Most applications have their own exception handling code and
Configuration Manager is no different. Configuration Manager has its own
exception handler that is designed to collect certain predefined data such as
thread stack information and other data when the exception has occurred. Note
that it is also sometimes necessary to do live debugging or post mortem
debugging when an application/OS crashes using the Windows debugging tools.
Components that could cause unhandled
exception
SMS Executive: SMSEXEC.EXE is the main service that calls many threads.
Any running thread will terminate SMS_EXECUTIVE service if an exception occurs
in the thread, and the Configuration Manager site server exception handler will
collect the required data.
Data collected when Configuration Manger site server encounters
an exception
- A log file (CRASH.LOG) that details the thread stacks and very
basic information.
- All current .LOG files from the \LOGS folder.
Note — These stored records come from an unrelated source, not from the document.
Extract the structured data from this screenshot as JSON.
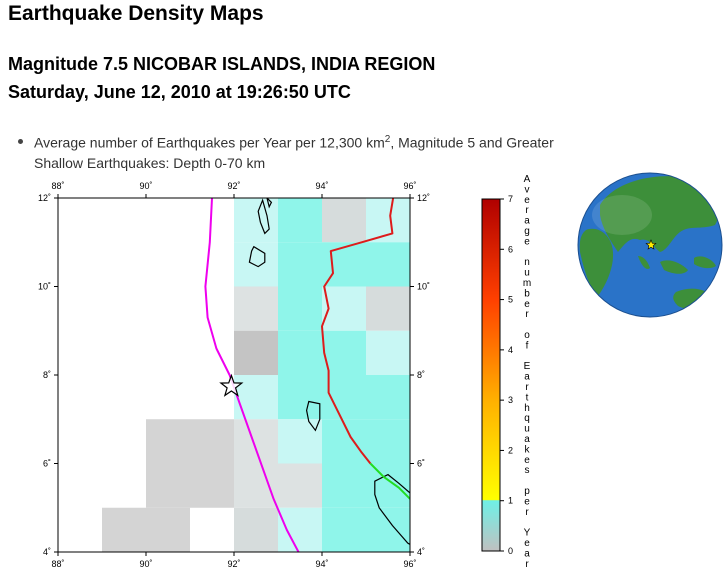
{
  "page": {
    "title": "Earthquake Density Maps",
    "event_line": "Magnitude 7.5 NICOBAR ISLANDS, INDIA REGION",
    "date_line": "Saturday, June 12, 2010 at 19:26:50 UTC",
    "bullet": {
      "text_before": "Average number of Earthquakes per Year per 12,300 km",
      "superscript": "2",
      "text_after": ", Magnitude 5 and Greater",
      "second_line": "Shallow Earthquakes: Depth 0-70 km"
    }
  },
  "map": {
    "lon_range": [
      88,
      96
    ],
    "lat_range": [
      4,
      12
    ],
    "lon_ticks": [
      {
        "value": 88,
        "label": "88˚"
      },
      {
        "value": 90,
        "label": "90˚"
      },
      {
        "value": 92,
        "label": "92˚"
      },
      {
        "value": 94,
        "label": "94˚"
      },
      {
        "value": 96,
        "label": "96˚"
      }
    ],
    "lat_ticks": [
      {
        "value": 4,
        "label": "4˚"
      },
      {
        "value": 6,
        "label": "6˚"
      },
      {
        "value": 8,
        "label": "8˚"
      },
      {
        "value": 10,
        "label": "10˚"
      },
      {
        "value": 12,
        "label": "12˚"
      }
    ],
    "cell_size_deg": 1,
    "density_cells": [
      {
        "lon": 92.5,
        "lat": 11.5,
        "value": 1.0
      },
      {
        "lon": 93.5,
        "lat": 11.5,
        "value": 1.2
      },
      {
        "lon": 94.5,
        "lat": 11.5,
        "value": 0.7
      },
      {
        "lon": 95.5,
        "lat": 11.5,
        "value": 1.1
      },
      {
        "lon": 92.5,
        "lat": 10.5,
        "value": 1.0
      },
      {
        "lon": 93.5,
        "lat": 10.5,
        "value": 1.3
      },
      {
        "lon": 94.5,
        "lat": 10.5,
        "value": 1.3
      },
      {
        "lon": 95.5,
        "lat": 10.5,
        "value": 1.3
      },
      {
        "lon": 96.5,
        "lat": 10.5,
        "value": 0.2
      },
      {
        "lon": 92.5,
        "lat": 9.5,
        "value": 0.6
      },
      {
        "lon": 93.5,
        "lat": 9.5,
        "value": 1.3
      },
      {
        "lon": 94.5,
        "lat": 9.5,
        "value": 1.1
      },
      {
        "lon": 95.5,
        "lat": 9.5,
        "value": 0.8
      },
      {
        "lon": 92.5,
        "lat": 8.5,
        "value": 0.1
      },
      {
        "lon": 93.5,
        "lat": 8.5,
        "value": 1.3
      },
      {
        "lon": 94.5,
        "lat": 8.5,
        "value": 1.2
      },
      {
        "lon": 95.5,
        "lat": 8.5,
        "value": 1.1
      },
      {
        "lon": 92.5,
        "lat": 7.5,
        "value": 1.0
      },
      {
        "lon": 93.5,
        "lat": 7.5,
        "value": 1.3
      },
      {
        "lon": 94.5,
        "lat": 7.5,
        "value": 1.3
      },
      {
        "lon": 95.5,
        "lat": 7.5,
        "value": 1.2
      },
      {
        "lon": 96.5,
        "lat": 7.5,
        "value": 0.2
      },
      {
        "lon": 90.5,
        "lat": 6.5,
        "value": 0.2
      },
      {
        "lon": 91.5,
        "lat": 6.5,
        "value": 0.4
      },
      {
        "lon": 92.5,
        "lat": 6.5,
        "value": 0.6
      },
      {
        "lon": 93.5,
        "lat": 6.5,
        "value": 1.0
      },
      {
        "lon": 94.5,
        "lat": 6.5,
        "value": 1.3
      },
      {
        "lon": 95.5,
        "lat": 6.5,
        "value": 1.2
      },
      {
        "lon": 96.5,
        "lat": 6.5,
        "value": 0.2
      },
      {
        "lon": 90.5,
        "lat": 5.5,
        "value": 0.2
      },
      {
        "lon": 91.5,
        "lat": 5.5,
        "value": 0.3
      },
      {
        "lon": 92.5,
        "lat": 5.5,
        "value": 0.5
      },
      {
        "lon": 93.5,
        "lat": 5.5,
        "value": 0.6
      },
      {
        "lon": 94.5,
        "lat": 5.5,
        "value": 1.2
      },
      {
        "lon": 95.5,
        "lat": 5.5,
        "value": 1.3
      },
      {
        "lon": 96.5,
        "lat": 5.5,
        "value": 1.3
      },
      {
        "lon": 89.5,
        "lat": 4.5,
        "value": 0.2
      },
      {
        "lon": 90.5,
        "lat": 4.5,
        "value": 0.2
      },
      {
        "lon": 92.5,
        "lat": 4.5,
        "value": 0.8
      },
      {
        "lon": 93.5,
        "lat": 4.5,
        "value": 1.0
      },
      {
        "lon": 94.5,
        "lat": 4.5,
        "value": 1.3
      },
      {
        "lon": 95.5,
        "lat": 4.5,
        "value": 1.3
      },
      {
        "lon": 96.5,
        "lat": 4.5,
        "value": 1.3
      },
      {
        "lon": 88.5,
        "lat": 3.5,
        "value": 0.2
      }
    ],
    "epicenter": {
      "lon": 91.94,
      "lat": 7.74
    },
    "plate_boundary_magenta": [
      [
        91.5,
        12
      ],
      [
        91.45,
        11
      ],
      [
        91.35,
        10
      ],
      [
        91.4,
        9.3
      ],
      [
        91.6,
        8.6
      ],
      [
        91.9,
        8
      ],
      [
        92.15,
        7.3
      ],
      [
        92.4,
        6.6
      ],
      [
        92.65,
        5.9
      ],
      [
        92.9,
        5.2
      ],
      [
        93.2,
        4.5
      ],
      [
        93.6,
        3.75
      ]
    ],
    "plate_boundary_red": [
      [
        95.7,
        12.5
      ],
      [
        95.55,
        11.6
      ],
      [
        95.6,
        11.2
      ],
      [
        94.9,
        11.0
      ],
      [
        94.2,
        10.8
      ],
      [
        94.25,
        10.3
      ],
      [
        94.05,
        10.0
      ],
      [
        94.15,
        9.5
      ],
      [
        94.0,
        9.1
      ],
      [
        94.05,
        8.5
      ],
      [
        94.15,
        8.1
      ],
      [
        94.15,
        7.6
      ],
      [
        94.35,
        7.2
      ],
      [
        94.65,
        6.6
      ],
      [
        94.9,
        6.25
      ],
      [
        95.1,
        6.0
      ]
    ],
    "plate_boundary_green": [
      [
        95.1,
        6.0
      ],
      [
        95.4,
        5.7
      ],
      [
        95.75,
        5.45
      ],
      [
        96.1,
        5.1
      ]
    ],
    "coastlines": [
      [
        [
          92.65,
          11.95
        ],
        [
          92.75,
          11.6
        ],
        [
          92.8,
          11.3
        ],
        [
          92.7,
          11.2
        ],
        [
          92.6,
          11.45
        ],
        [
          92.55,
          11.7
        ],
        [
          92.65,
          11.95
        ]
      ],
      [
        [
          92.75,
          12.0
        ],
        [
          92.85,
          11.9
        ],
        [
          92.8,
          11.8
        ],
        [
          92.75,
          12.0
        ]
      ],
      [
        [
          92.45,
          10.9
        ],
        [
          92.7,
          10.75
        ],
        [
          92.7,
          10.55
        ],
        [
          92.55,
          10.45
        ],
        [
          92.35,
          10.55
        ],
        [
          92.4,
          10.8
        ],
        [
          92.45,
          10.9
        ]
      ],
      [
        [
          93.7,
          7.4
        ],
        [
          93.95,
          7.35
        ],
        [
          93.95,
          7.0
        ],
        [
          93.85,
          6.75
        ],
        [
          93.7,
          6.95
        ],
        [
          93.65,
          7.2
        ],
        [
          93.7,
          7.4
        ]
      ],
      [
        [
          95.2,
          5.6
        ],
        [
          95.5,
          5.75
        ],
        [
          95.75,
          5.55
        ],
        [
          96.1,
          5.25
        ],
        [
          96.3,
          5.05
        ],
        [
          96.3,
          4.0
        ],
        [
          95.95,
          4.2
        ],
        [
          95.6,
          4.6
        ],
        [
          95.3,
          5.0
        ],
        [
          95.2,
          5.3
        ],
        [
          95.2,
          5.6
        ]
      ]
    ]
  },
  "colorbar": {
    "range": [
      0,
      7
    ],
    "ticks": [
      0,
      1,
      2,
      3,
      4,
      5,
      6,
      7
    ],
    "label": "Average number of Earthquakes per Year",
    "stops": [
      {
        "value": 0,
        "color": "#c0c0c0"
      },
      {
        "value": 1,
        "color": "#6ff0e6"
      },
      {
        "value": 1.02,
        "color": "#ffff00"
      },
      {
        "value": 3,
        "color": "#ffb000"
      },
      {
        "value": 5,
        "color": "#ff4000"
      },
      {
        "value": 7,
        "color": "#b00000"
      }
    ]
  },
  "globe": {
    "icon": "globe-locator-icon",
    "ocean_color": "#2a73c8",
    "land_color": "#3d8f3a"
  },
  "colors": {
    "magenta_boundary": "#ee00ee",
    "red_boundary": "#dd1c1c",
    "green_boundary": "#22dd22",
    "coast": "#000000"
  }
}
These are saved in the \LOGS\CRASHDUMPS\YYYYMMDD_000XX folder
where YYYYMMDD is the date when the crash occurred and XX represents the number
of crashes in that day.
- An individual thread log for every component at the time of
the failure. These files have no extension but can be viewed in any text editor
or SMS Trace or CM Trace.
Depending on the nature of crash and current memory conditions,
not all of the above information will be captured. Here’s an example:
With this in mind, here are some steps you can do if you
experience one of these crashes:
1. Check the LOGS\CRASHDUMPS\CRASH.LOG file and make a note of
the failing component and thread ID.
2. Locate the <component>_thread_<thread number> in
\Logs and open in a text editor such as Notepad.
3. Look at the bottom of the log to identify the last thing the
component was doing when the crash occurred.
4. Take corrective action based on what was occurring. Often
there will be a reference in the log to a specific file or object that is causing
the crash.
NOTE If nothing
useful is found in the log file, a memory dump could be used to analyze the
issue deeper.
In our example, examining the CRASH.LOG shows the following:
EXCEPTION INFORMATION
Time = 08/29/2012 17:28:47.406
Service name = SMS_EXECUTIVE
Thread name = SMS_AD_SYSTEM_DISCOVERY_AGENT
Executable = D: \Microsoft Configuration Manager\bin\i386\smsexec.exe
Process ID = 11789 (0x2E0D)
Thread ID = 13565 (0x33FD)
Instruction address = 77bd8efa
Exception = c0000005 (EXCEPTION_ACCESS_VIOLATION)
Description = "The thread tried to read from the virtual address 00000000 for which it does not have the appropriate access."
Raised inside CService mutex = No
Time = 08/29/2012 17:28:47.406
Service name = SMS_EXECUTIVE
Thread name = SMS_AD_SYSTEM_DISCOVERY_AGENT
Executable = D: \Microsoft Configuration Manager\bin\i386\smsexec.exe
Process ID = 11789 (0x2E0D)
Thread ID = 13565 (0x33FD)
Instruction address = 77bd8efa
Exception = c0000005 (EXCEPTION_ACCESS_VIOLATION)
Description = "The thread tried to read from the virtual address 00000000 for which it does not have the appropriate access."
Raised inside CService mutex = No
Examining the corresponding <component>_thread_<thread
number> we can see the following:
Starting the data discovery. SMS_AD_SYSTEM_DISCOVERY_AGENT
INFO: Processing search path: 'LDAP://OU=xxx ,OU=xx,DC=GLOBAL,DC=xx,DC=xx'. SMS_AD_SYSTEM_DISCOVERY_AGENT
INFO: Full synchronization requested SMS_AD_SYSTEM_DISCOVERY_AGENT
INFO: DC DNS name = 'FQDN' SMS_AD_SYSTEM_DISCOVERY_AGENT
INFO: Processing search path: 'LDAP://OU=xxx ,OU=xx,DC=GLOBAL,DC=xx,DC=xx'. SMS_AD_SYSTEM_DISCOVERY_AGENT
INFO: Full synchronization requested SMS_AD_SYSTEM_DISCOVERY_AGENT
INFO: DC DNS name = 'FQDN' SMS_AD_SYSTEM_DISCOVERY_AGENT
So by looking at this it becomes apparent that the Active
Directory System Discovery method is causing the exception to occur. From this
point you could continue troubleshooting the cause of the issue with Active
Directory System Discovery, or perhaps if this is a secondary site you could
disable the Active Directory System Discovery if you do not need it.